Will Campbell died on June 3, 2013. Campbell was an active participant in the civil rights movement, Baptist preacher, and author. He described himself as a "bootleg preacher." Campbell "helped escort nine African-American students through mobs opposed to the desegregation of Central High School in Little Rock, Arkansas." Campbell very early became a preacher without a church because of his involvement with integration. He was a friend of country singers and even toured with them as their chaplain.
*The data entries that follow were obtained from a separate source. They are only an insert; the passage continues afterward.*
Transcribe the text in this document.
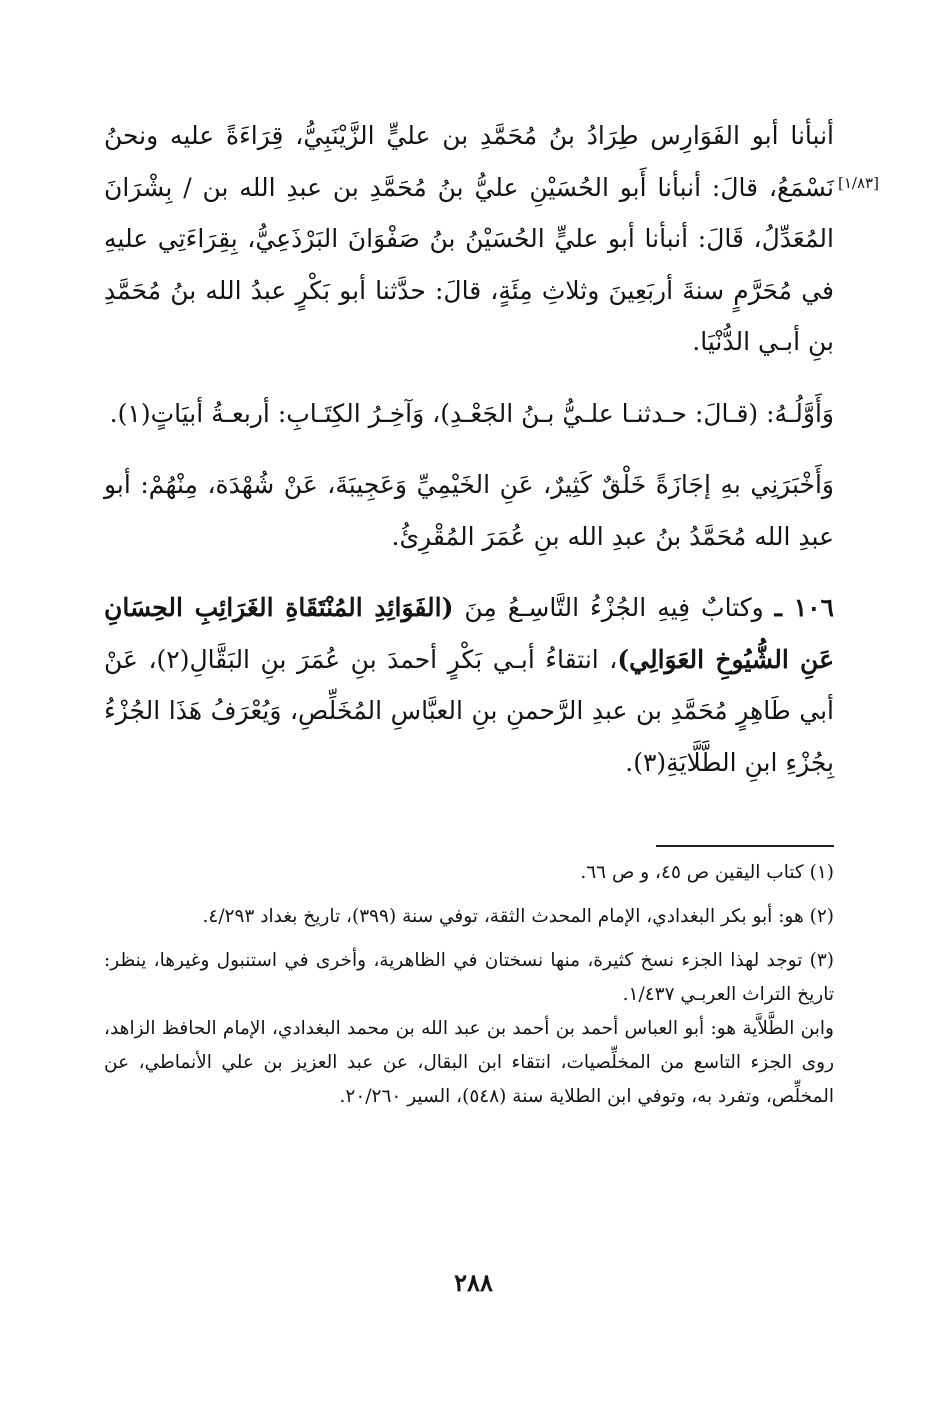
[١/٨٣]

أنبأنا أبو الفَوَارِس طِرَادُ بنُ مُحَمَّدِ بن عليٍّ الزَّيْنَبِيُّ، قِرَاءَةً عليه ونحنُ نَسْمَعُ، قالَ: أنبأنا أَبو الحُسَيْنِ عليُّ بنُ مُحَمَّدِ بن عبدِ الله بن / بِشْرَانَ المُعَدِّلُ، قَالَ: أنبأنا أبو عليٍّ الحُسَيْنُ بنُ صَفْوَانَ البَرْذَعِيُّ، بِقِرَاءَتِي عليهِ في مُحَرَّمٍ سنةَ أربَعِينَ وثلاثِ مِئَةٍ، قالَ: حدَّثنا أبو بَكْرٍ عبدُ الله بنُ مُحَمَّدِ بنِ أبـي الدُّنْيَا.

وَأَوَّلُـهُ: (قـالَ: حـدثنـا علـيُّ بـنُ الجَعْـدِ)، وَآخِـرُ الكِتَـابِ: أربعـةُ أبيَاتٍ(١).

وَأَخْبَرَنِي بهِ إجَازَةً خَلْقٌ كَثِيرٌ، عَنِ الخَيْمِيِّ وَعَجِيبَةَ، عَنْ شُهْدَة، مِنْهُمْ: أبو عبدِ الله مُحَمَّدُ بنُ عبدِ الله بنِ عُمَرَ المُقْرِئُ.

١٠٦ ـ وكتابٌ فِيهِ الجُزْءُ التَّاسِـعُ مِنَ (الفَوَائِدِ المُنْتَقَاةِ الغَرَائِبِ الحِسَانِ عَنِ الشُّيُوخِ العَوَالِي)، انتقاءُ أبـي بَكْرٍ أحمدَ بنِ عُمَرَ بنِ البَقَّالِ(٢)، عَنْ أبي طَاهِرٍ مُحَمَّدِ بن عبدِ الرَّحمنِ بنِ العبَّاسِ المُخَلِّصِ، وَيُعْرَفُ هَذَا الجُزْءُ بِجُزْءِ ابنِ الطَّلَّايَةِ(٣).

(١) كتاب اليقين ص ٤٥، و ص ٦٦.

(٢) هو: أبو بكر البغدادي، الإمام المحدث الثقة، توفي سنة (٣٩٩)، تاريخ بغداد ٤/٢٩٣.

(٣) توجد لهذا الجزء نسخ كثيرة، منها نسختان في الظاهرية، وأخرى في استنبول وغيرها، ينظر: تاريخ التراث العربـي ١/٤٣٧.

وابن الطَّلاَّية هو: أبو العباس أحمد بن أحمد بن عبد الله بن محمد البغدادي، الإمام الحافظ الزاهد، روى الجزء التاسع من المخلِّصيات، انتقاء ابن البقال، عن عبد العزيز بن علي الأنماطي، عن المخلِّص، وتفرد به، وتوفي ابن الطلاية سنة (٥٤٨)، السير ٢٠/٢٦٠.

٢٨٨
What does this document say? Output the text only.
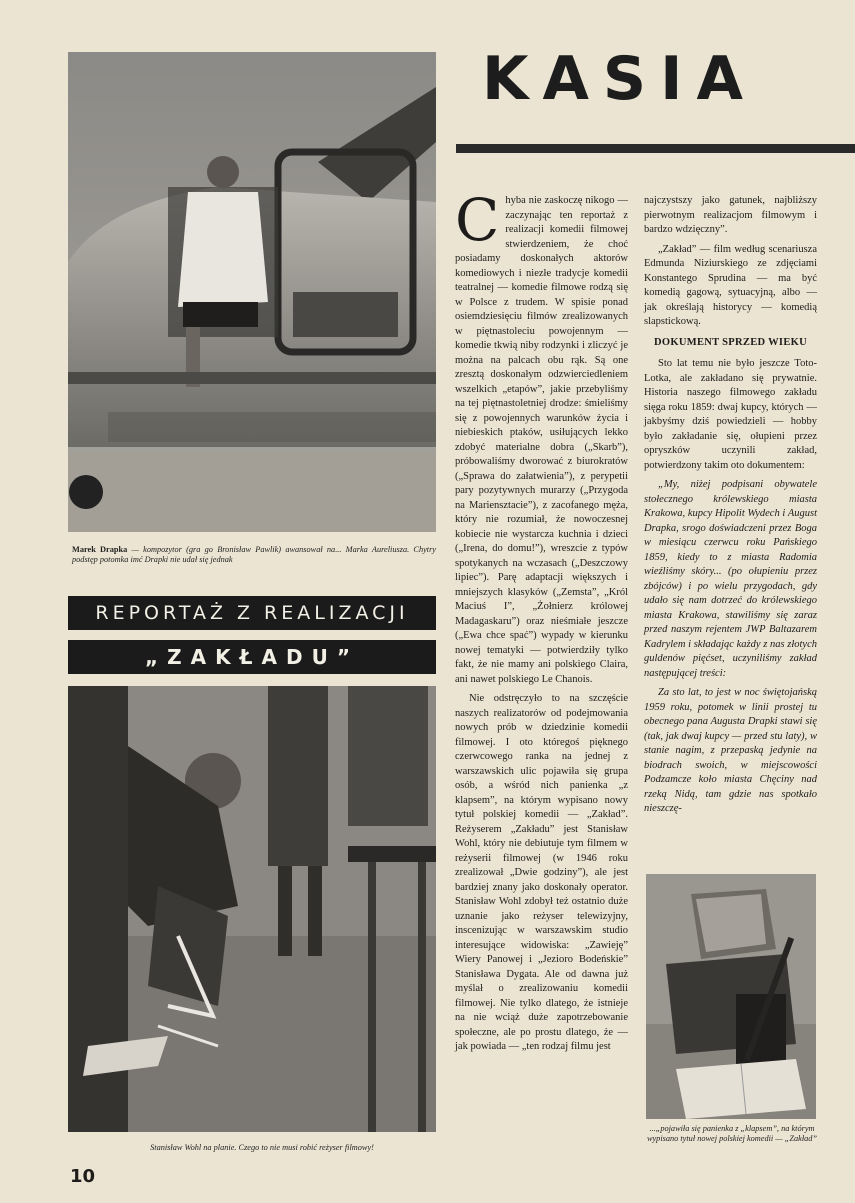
Marek Drapka — kompozytor (gra go Bronisław Pawlik) awansował na... Marka Aureliusza. Chytry podstęp potomka imć Drapki nie udał się jednak
REPORTAŻ Z REALIZACJI
„ZAKŁADU”
Stanisław Wohl na planie. Czego to nie musi robić reżyser filmowy!
KASIA

Chyba nie zaskoczę nikogo — zaczynając ten reportaż z realizacji komedii filmowej stwierdzeniem, że choć posiadamy doskonałych aktorów komediowych i niezłe tradycje komedii teatralnej — komedie filmowe rodzą się w Polsce z trudem. W spisie ponad osiemdziesięciu filmów zrealizowanych w piętnastoleciu powojennym — komedie tkwią niby rodzynki i zliczyć je można na palcach obu rąk. Są one zresztą doskonałym odzwierciedleniem wszelkich „etapów”, jakie przebyliśmy na tej piętnastoletniej drodze: śmieliśmy się z powojennych warunków życia i niebieskich ptaków, usiłujących lekko zdobyć materialne dobra („Skarb”), próbowaliśmy dworować z biurokratów („Sprawa do załatwienia”), z perypetii pary pozytywnych murarzy („Przygoda na Mariensztacie”), z zacofanego męża, który nie rozumiał, że nowoczesnej kobiecie nie wystarcza kuchnia i dzieci („Irena, do domu!”), wreszcie z typów spotykanych na wczasach („Deszczowy lipiec”). Parę adaptacji większych i mniejszych klasyków („Zemsta”, „Król Maciuś I”, „Żołnierz królowej Madagaskaru”) oraz nieśmiałe jeszcze („Ewa chce spać”) wypady w kierunku nowej tematyki — potwierdziły tylko fakt, że nie mamy ani polskiego Claira, ani nawet polskiego Le Chanois.

Nie odstręczyło to na szczęście naszych realizatorów od podejmowania nowych prób w dziedzinie komedii filmowej. I oto któregoś pięknego czerwcowego ranka na jednej z warszawskich ulic pojawiła się grupa osób, a wśród nich panienka „z klapsem”, na którym wypisano nowy tytuł polskiej komedii — „Zakład”. Reżyserem „Zakładu” jest Stanisław Wohl, który nie debiutuje tym filmem w reżyserii filmowej (w 1946 roku zrealizował „Dwie godziny”), ale jest bardziej znany jako doskonały operator. Stanisław Wohl zdobył też ostatnio duże uznanie jako reżyser telewizyjny, inscenizując w warszawskim studio interesujące widowiska: „Zawieję” Wiery Panowej i „Jezioro Bodeńskie” Stanisława Dygata. Ale od dawna już myślał o zrealizowaniu komedii filmowej. Nie tylko dlatego, że istnieje na nie wciąż duże zapotrzebowanie społeczne, ale po prostu dlatego, że — jak powiada — „ten rodzaj filmu jest

najczystszy jako gatunek, najbliższy pierwotnym realizacjom filmowym i bardzo wdzięczny”.

„Zakład” — film według scenariusza Edmunda Niziurskiego ze zdjęciami Konstantego Sprudina — ma być komedią gagową, sytuacyjną, albo — jak określają historycy — komedią slapstickową.

DOKUMENT SPRZED WIEKU

Sto lat temu nie było jeszcze Toto-Lotka, ale zakładano się prywatnie. Historia naszego filmowego zakładu sięga roku 1859: dwaj kupcy, których — jakbyśmy dziś powiedzieli — hobby było zakładanie się, ołupieni przez opryszków uczynili zakład, potwierdzony takim oto dokumentem:

„My, niżej podpisani obywatele stołecznego królewskiego miasta Krakowa, kupcy Hipolit Wydech i August Drapka, srogo doświadczeni przez Boga w miesiącu czerwcu roku Pańskiego 1859, kiedy to z miasta Radomia wieźliśmy skóry... (po ołupieniu przez zbójców) i po wielu przygodach, gdy udało się nam dotrzeć do królewskiego miasta Krakowa, stawiliśmy się zaraz przed naszym rejentem JWP Baltazarem Kadrylem i składając każdy z nas złotych guldenów pięćset, uczyniliśmy zakład następującej treści:

Za sto lat, to jest w noc świętojańską 1959 roku, potomek w linii prostej tu obecnego pana Augusta Drapki stawi się (tak, jak dwaj kupcy — przed stu laty), w stanie nagim, z przepaską jedynie na biodrach swoich, w miejscowości Podzamcze koło miasta Chęciny nad rzeką Nidą, tam gdzie nas spotkało nieszczę-

...„pojawiła się panienka z „klapsem”, na którym wypisano tytuł nowej polskiej komedii — „Zakład”
10
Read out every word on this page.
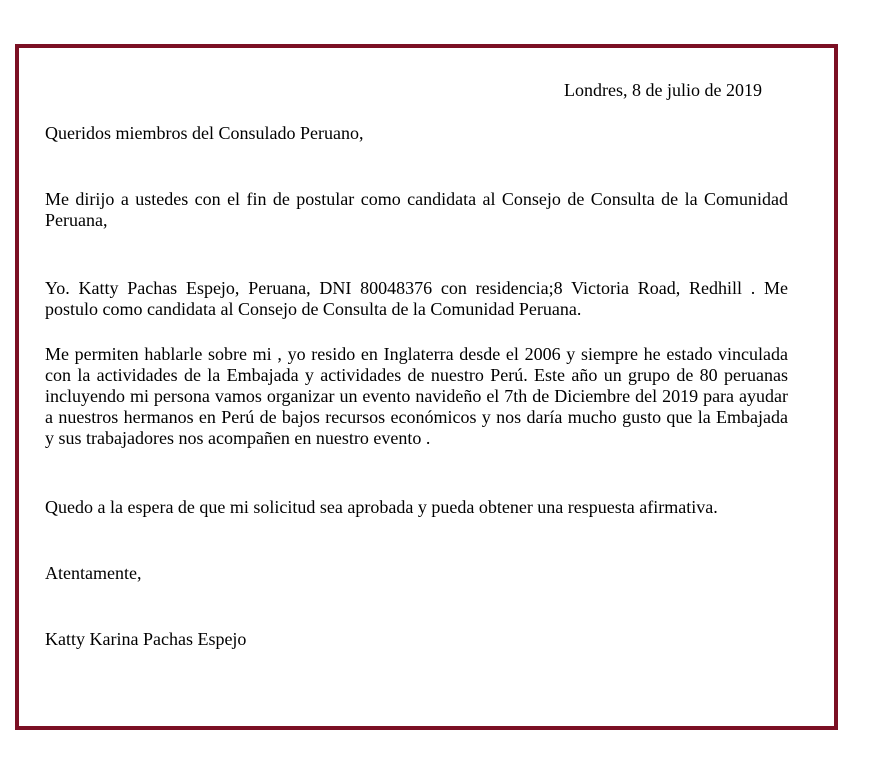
Londres, 8 de julio de 2019
Queridos miembros del Consulado Peruano,
Me dirijo a ustedes con el fin de postular como candidata al Consejo de Consulta de la Comunidad Peruana,
Yo. Katty Pachas Espejo, Peruana, DNI 80048376 con residencia;8 Victoria Road, Redhill . Me postulo como candidata al Consejo de Consulta de la Comunidad Peruana.
Me permiten hablarle sobre mi , yo resido en Inglaterra desde el 2006 y siempre he estado vinculada con la actividades de la Embajada y actividades de nuestro Perú. Este año un grupo de 80 peruanas incluyendo mi persona vamos organizar un evento navideño el 7th de Diciembre del 2019 para ayudar a nuestros hermanos en Perú de bajos recursos económicos y nos daría mucho gusto que la Embajada y sus trabajadores nos acompañen en nuestro evento .
Quedo a la espera de que mi solicitud sea aprobada y pueda obtener una respuesta afirmativa.
Atentamente,
Katty Karina Pachas Espejo
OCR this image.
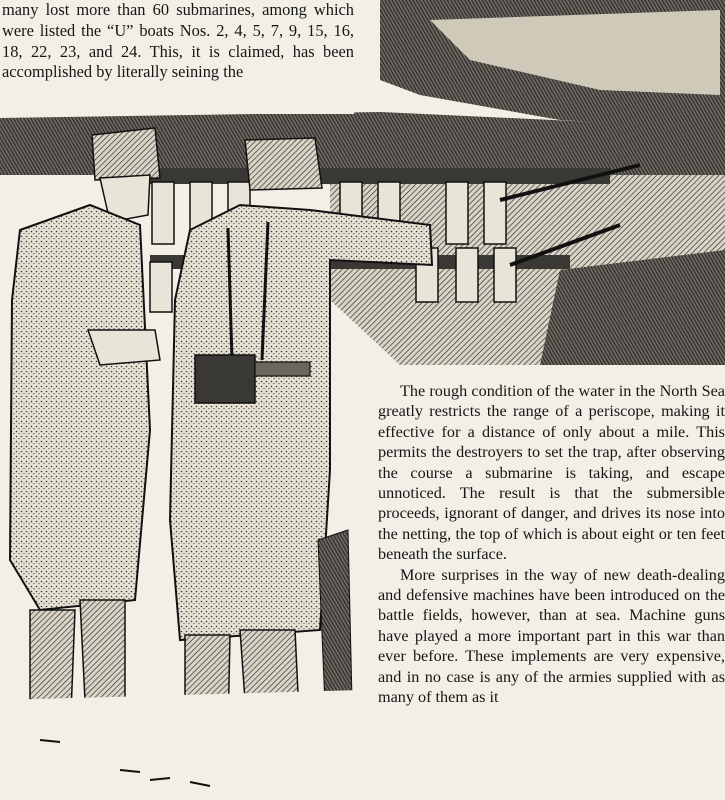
many lost more than 60 submarines, among which were listed the “U” boats Nos. 2, 4, 5, 7, 9, 15, 16, 18, 22, 23, and 24. This, it is claimed, has been accomplished by literally seining the

The rough condition of the water in the North Sea greatly restricts the range of a periscope, making it effective for a distance of only about a mile. This permits the destroyers to set the trap, after observing the course a submarine is taking, and escape unnoticed. The result is that the submersible proceeds, ignorant of danger, and drives its nose into the netting, the top of which is about eight or ten feet beneath the surface.

More surprises in the way of new death-dealing and defensive machines have been introduced on the battle fields, however, than at sea. Machine guns have played a more important part in this war than ever before. These implements are very expensive, and in no case is any of the armies supplied with as many of them as it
Campbell was born in Amite County, Miss. I think his home was near to Jerry Clower, a famous Christian comedian. He was educated at Wake Forest University and Yale Divinity School. He was a pastor for a short time in Louisiana before he decided that God was calling him to a different ministry. Campbell said, "Either the steeples weren't ready for me or I wasn't ready for the steeples." He took a job as director of religious life at the university of Mississippi but stayed only for two years because "his support for racial integration drew hostility." He later worked for the National Council of Churches. He left the NCC in 1963 to become the Director of the Committee of Southern Churchmen. He would later move to Nashville where he spent the rest of his days on a small farm.
Campbell has written many books which I have enjoyed. My favorite book is probably, Brother to a Dragonfly. The book is autobiographical describing his relationship to his brother. It was nominated for the National Book Award. It is a great book. It describes how his brother got hooked on pain killers and the struggle to get off of them. My second favorite book is Glad River. This book is fiction. It is the story of three men and their journey to baptism. A third book I would recommend is Cecilia"s Sin. It is a fictional story of the Anabaptists and how they endured persecution and death. Another good book by Campbell is The Covention: A Parable, a fictional portrayal of the moderate-fundamentalist controversy in the Southern Baptist Convention.
Will D. Campbell was a unique individual. He became a preacher at a young age. He continued to be a preacher without a church most of his life. The major theme in his life was grace. He believed God's grace was offered to all people. It didn't matter their race, gender, past, or any other barrier that would prevent them from accepting the gospel. He believed that the ground is level at the cross. We are all God's children through the blood of Christ.